At that first meeting in minutes 1801 to promote a fever hospital, the group declared their objective was to provide relief for the ‘sick poor’ of Dublin and their subsequent annual reports contain many references to the poverty encountered by the hospital’s staff.
In 1801 their annual report outlines the necessity for the hospital and quotes from examples of other cities. Their opening preamble contains a quote from a publication of the House of Industry on Dublin’s north side.
‘Contagious disease is the most formidable shape under which the almighty manifests his displeasure to the poor of every country a dreadful scourge- to the poor of this, the more afflicting, if we consider that among the labouring classes in Ireland, from neglect of early habit of industry, the maintenance of six or seven children solely depends on the health of the parent, and that his inability to labour consequently exposes a whole family to want in this metropolis. Fever in all its forms, is the great bane of domestic comfort among the lower order of the people.’ (Laurence Geary, Medicine and Charity in Ireland, 1718-1851,(Dublin, 2004))

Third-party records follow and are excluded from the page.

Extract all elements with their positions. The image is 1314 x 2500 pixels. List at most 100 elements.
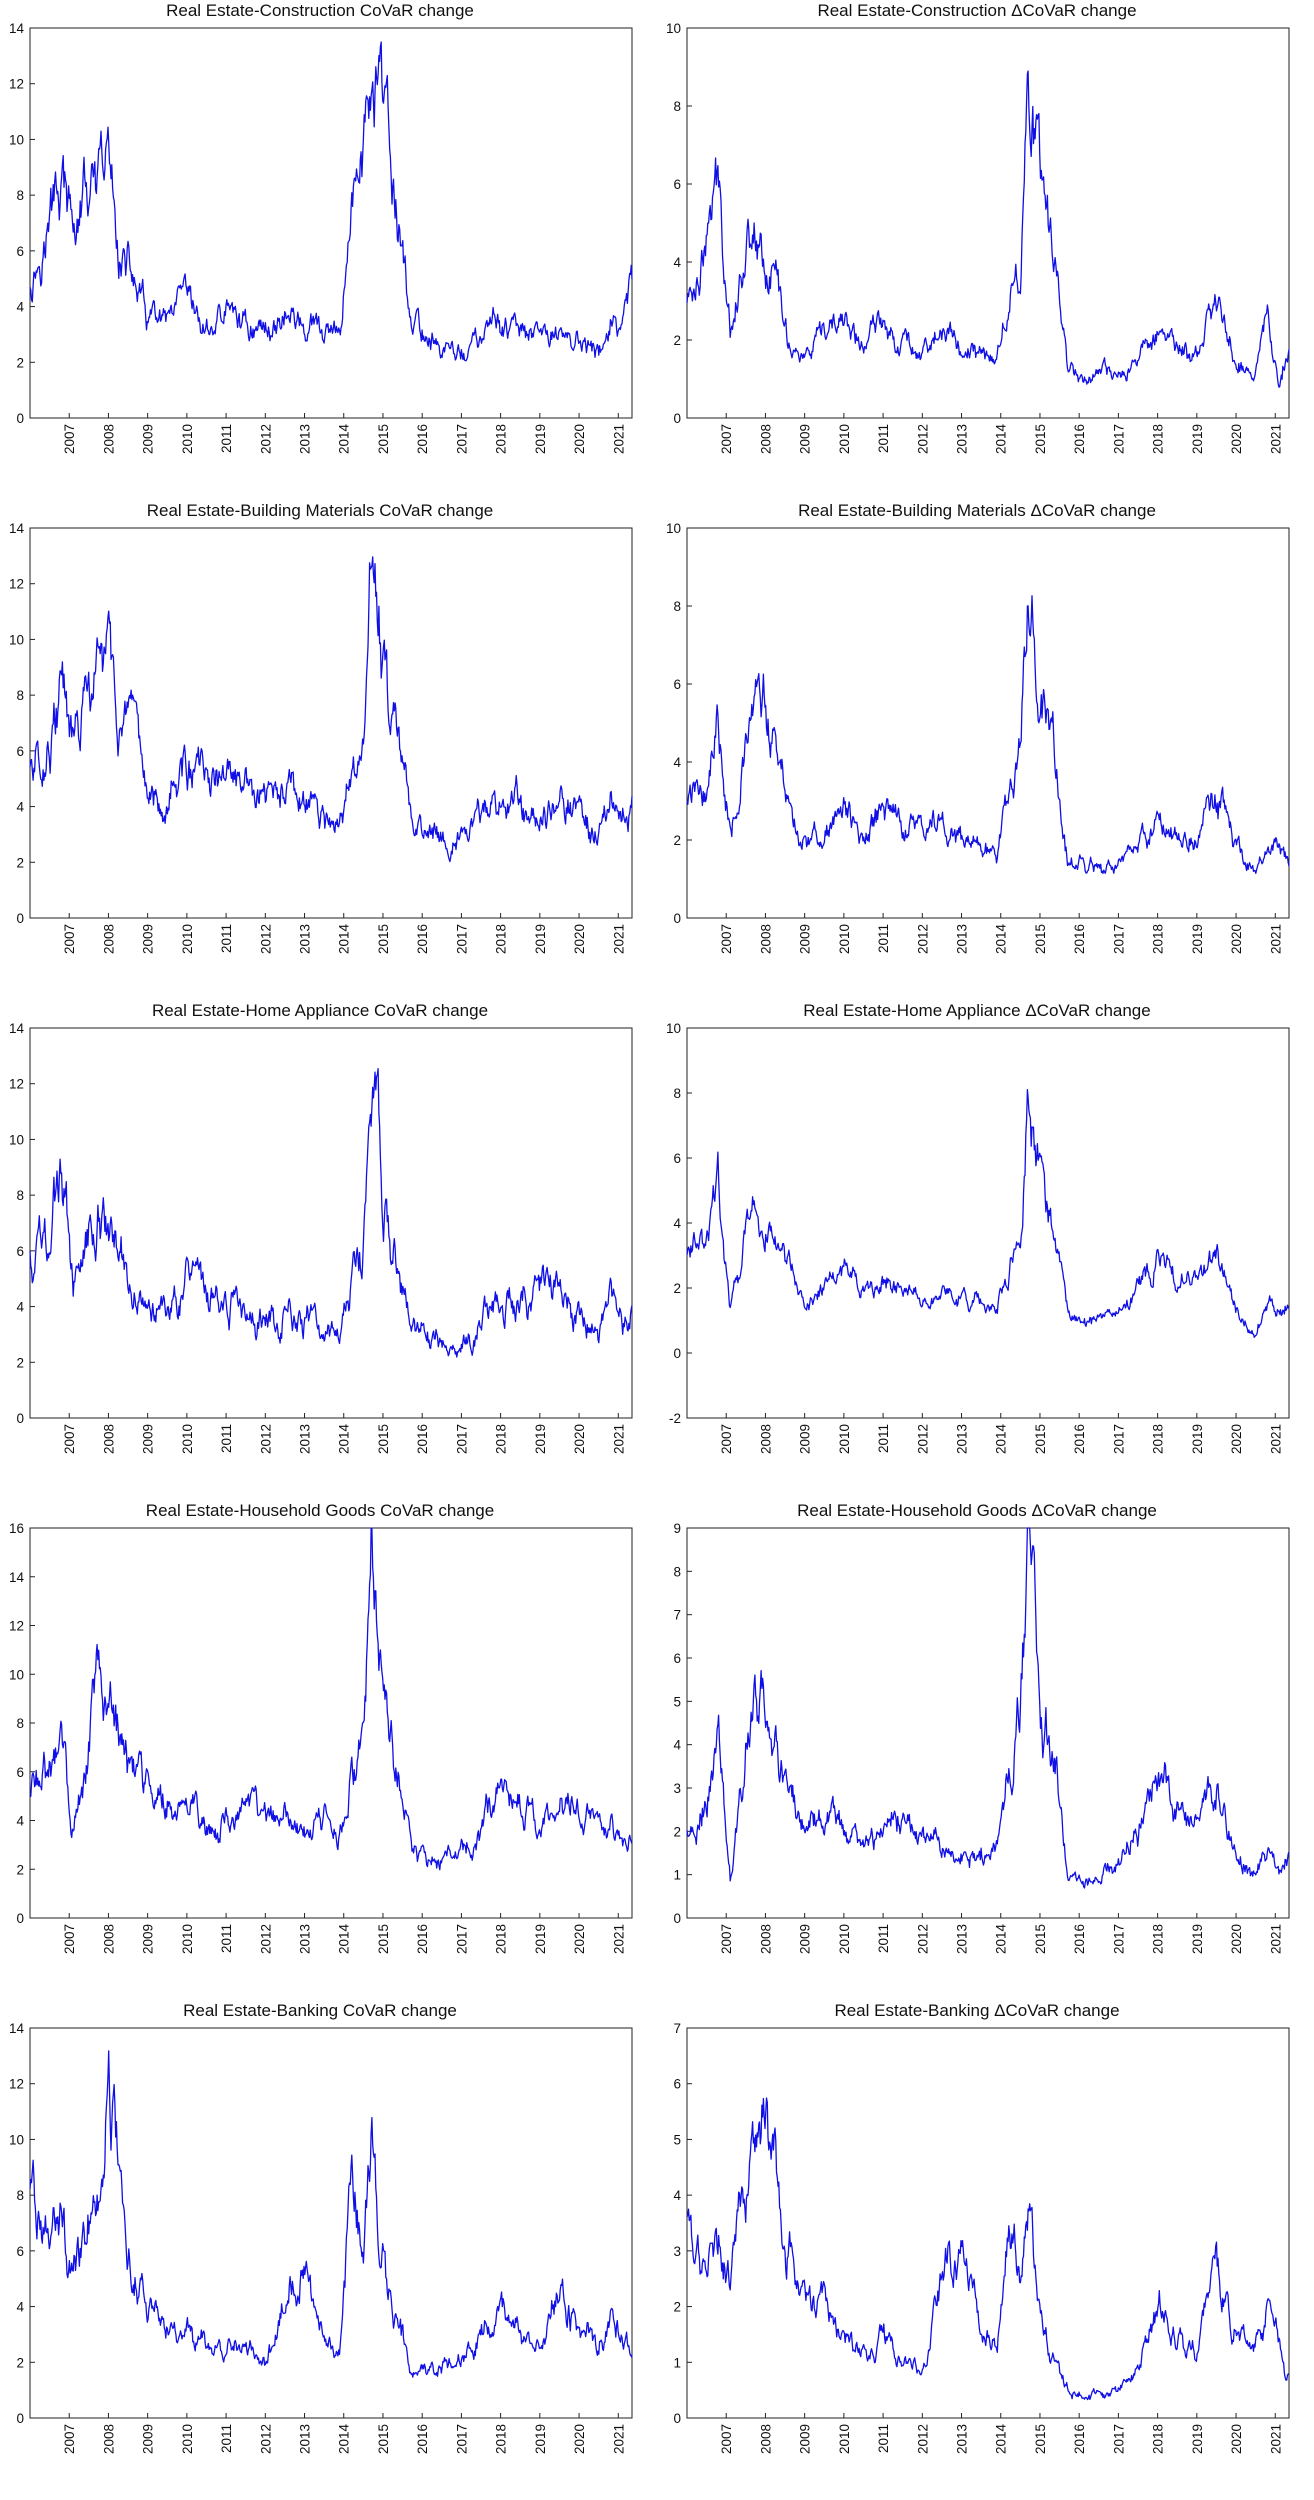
x-tick-label: 2012 bbox=[915, 424, 930, 454]
y-tick-label: 10 bbox=[9, 1132, 24, 1147]
x-tick-label: 2021 bbox=[611, 1924, 626, 1954]
y-tick-label: 3 bbox=[673, 2244, 681, 2259]
y-tick-label: 12 bbox=[9, 2077, 24, 2092]
x-tick-label: 2021 bbox=[1268, 2424, 1283, 2454]
x-tick-label: 2014 bbox=[337, 1924, 352, 1955]
chart-panel-1: Real Estate-Construction CoVaR change 0 2 4… bbox=[0, 0, 657, 500]
y-tick-label: 14 bbox=[9, 2021, 25, 2036]
y-tick-label: 16 bbox=[9, 1521, 24, 1536]
y-tick-label: -2 bbox=[669, 1411, 681, 1426]
x-tick-label: 2008 bbox=[101, 1924, 116, 1954]
chart-title: Real Estate-Household Goods ΔCoVaR chang… bbox=[797, 1501, 1157, 1520]
x-tick-label: 2013 bbox=[298, 924, 313, 954]
x-tick-label: 2009 bbox=[798, 1424, 813, 1454]
y-tick-label: 4 bbox=[16, 2300, 24, 2315]
y-tick-label: 7 bbox=[673, 1608, 681, 1623]
series-line bbox=[686, 1527, 1290, 1889]
x-tick-label: 2007 bbox=[719, 1424, 734, 1454]
x-tick-label: 2018 bbox=[1151, 1924, 1166, 1954]
x-tick-label: 2010 bbox=[837, 424, 852, 454]
x-tick-label: 2008 bbox=[758, 424, 773, 454]
x-tick-label: 2016 bbox=[1072, 2424, 1087, 2454]
y-tick-label: 0 bbox=[673, 2411, 681, 2426]
y-tick-label: 12 bbox=[9, 77, 24, 92]
y-tick-label: 2 bbox=[16, 855, 24, 870]
x-tick-label: 2016 bbox=[415, 1424, 430, 1454]
chart-title: Real Estate-Building Materials ΔCoVaR ch… bbox=[798, 501, 1156, 520]
plot-frame bbox=[686, 1527, 1290, 1919]
plot-frame bbox=[686, 2027, 1290, 2419]
y-tick-label: 0 bbox=[16, 411, 24, 426]
x-tick-label: 2017 bbox=[1111, 424, 1126, 454]
y-tick-label: 0 bbox=[673, 1346, 681, 1361]
y-tick-label: 14 bbox=[9, 521, 25, 536]
x-tick-label: 2012 bbox=[915, 1424, 930, 1454]
chart-svg-10: Real Estate-Banking ΔCoVaR change 0 1 2 3 4 5 6… bbox=[673, 2001, 1290, 2455]
y-tick-label: 6 bbox=[16, 2244, 24, 2259]
x-tick-label: 2019 bbox=[533, 1924, 548, 1954]
chart-svg-8: Real Estate-Household Goods ΔCoVaR chang… bbox=[673, 1501, 1290, 1954]
x-tick-label: 2021 bbox=[1268, 924, 1283, 954]
x-tick-label: 2008 bbox=[101, 2424, 116, 2454]
series-line bbox=[686, 595, 1290, 875]
plot-frame bbox=[29, 527, 633, 919]
x-tick-label: 2019 bbox=[533, 424, 548, 454]
x-tick-label: 2014 bbox=[994, 2424, 1009, 2455]
x-tick-label: 2020 bbox=[572, 2424, 587, 2454]
plot-frame bbox=[686, 27, 1290, 419]
x-tick-label: 2013 bbox=[298, 2424, 313, 2454]
y-tick-label: 14 bbox=[9, 1021, 25, 1036]
x-tick-label: 2019 bbox=[533, 1424, 548, 1454]
x-tick-label: 2013 bbox=[955, 424, 970, 454]
y-tick-label: 1 bbox=[673, 1868, 681, 1883]
x-tick-label: 2020 bbox=[1229, 1924, 1244, 1954]
y-tick-label: 10 bbox=[9, 2132, 24, 2147]
x-tick-label: 2020 bbox=[572, 1424, 587, 1454]
y-tick-label: 8 bbox=[673, 1564, 681, 1579]
x-tick-label: 2019 bbox=[533, 2424, 548, 2454]
x-tick-label: 2011 bbox=[876, 2424, 891, 2453]
x-tick-label: 2012 bbox=[915, 924, 930, 954]
x-tick-label: 2009 bbox=[798, 924, 813, 954]
x-tick-label: 2015 bbox=[1033, 1924, 1048, 1954]
x-tick-label: 2010 bbox=[180, 2424, 195, 2454]
x-tick-label: 2010 bbox=[837, 1424, 852, 1454]
chart-title: Real Estate-Construction CoVaR change bbox=[166, 1, 474, 20]
x-tick-label: 2018 bbox=[1151, 924, 1166, 954]
x-tick-label: 2015 bbox=[1033, 424, 1048, 454]
y-tick-label: 14 bbox=[9, 1570, 25, 1585]
x-tick-label: 2009 bbox=[141, 924, 156, 954]
y-tick-label: 0 bbox=[673, 911, 681, 926]
x-tick-label: 2007 bbox=[62, 2424, 77, 2454]
y-tick-label: 4 bbox=[673, 255, 681, 270]
y-tick-label: 10 bbox=[666, 21, 681, 36]
x-tick-label: 2010 bbox=[837, 2424, 852, 2454]
x-tick-label: 2013 bbox=[955, 2424, 970, 2454]
y-tick-label: 9 bbox=[673, 1521, 681, 1536]
y-tick-label: 6 bbox=[673, 177, 681, 192]
x-tick-label: 2012 bbox=[258, 2424, 273, 2454]
chart-svg-2: Real Estate-Construction ΔCoVaR change 0 2… bbox=[666, 1, 1290, 454]
chart-svg-1: Real Estate-Construction CoVaR change 0 2 4… bbox=[9, 1, 633, 454]
x-tick-label: 2007 bbox=[719, 924, 734, 954]
x-tick-label: 2017 bbox=[454, 2424, 469, 2454]
x-tick-label: 2020 bbox=[572, 1924, 587, 1954]
plot-frame bbox=[29, 27, 633, 419]
x-tick-label: 2012 bbox=[915, 1924, 930, 1954]
y-tick-label: 10 bbox=[666, 521, 681, 536]
x-tick-label: 2021 bbox=[1268, 1924, 1283, 1954]
chart-panel-7: Real Estate-Household Goods CoVaR change… bbox=[0, 1500, 657, 2000]
x-tick-label: 2018 bbox=[494, 2424, 509, 2454]
y-tick-label: 6 bbox=[673, 677, 681, 692]
x-tick-label: 2010 bbox=[837, 1924, 852, 1954]
x-tick-label: 2008 bbox=[758, 2424, 773, 2454]
y-tick-label: 2 bbox=[673, 1824, 681, 1839]
x-tick-label: 2016 bbox=[1072, 924, 1087, 954]
y-tick-label: 8 bbox=[16, 1716, 24, 1731]
x-tick-label: 2007 bbox=[62, 924, 77, 954]
series-line bbox=[29, 1067, 633, 1358]
y-tick-label: 0 bbox=[16, 1911, 24, 1926]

In 1806 their annual report noted Whitelaw’s survey and the population of each parish in their catchment area is stated by Whitelaw as St James, 6104, St Catherine’s, 10,176, St Audeon’s, 5191, St Luke’s 7241, St Nicholas Without, 12506, Part of St Michaels 2579, St John’s, 1191, St Peters 2438. This apparently gives a population density of 249 per acre compared to 169 in some parishes on the south side of the Liffey. From their own records they estimate that in the Liberties area, the average occupancy per room is six. The annual report goes on to state that the majority of the lower classes live in lanes and back yards where privies are either not provided or are choked up. The lanes therefore were being used to deposit all manner of rubbish and filth, and as they were rarely if ever cleaned they depended on scavengers to bring some kind of order to the resultant squalor. As a consequence the air itself is tainted and the constant respiration of this air weakens the ability of the inhabitants to fight disease. The dwellings of the poor are stated to be extremely miserable. Lodging houses attract major criticism. The shared stairwell being used to deposit waste which they state accumulates like a dunghill causing effuvia, a smell intolerable to all but the occupiers of these houses who appear oblivious to its effects. Each floor of these houses contains one or more families, the roofs and walls frequently let in the rain. Very often there are no beds in these rooms; the rooms are badly ventilated and filthy. Where beds do exist they often consist of straw strewn on the ground while bedclothes consist of a blanket if at all. The blanket rarely washed while the clothes worn by the poor during the day are often the only bed cover available. The poor, the report states, often sleep many to a bed, thus encouraging the spread of fever. They rarely have a change of clothes and often work as manufacturers in the same room that they live in. They are described as extremely unclean in their person and in their habits. Their food is described as scarce and of poor quality and incapable of providing sufficient strength to ward off contagion.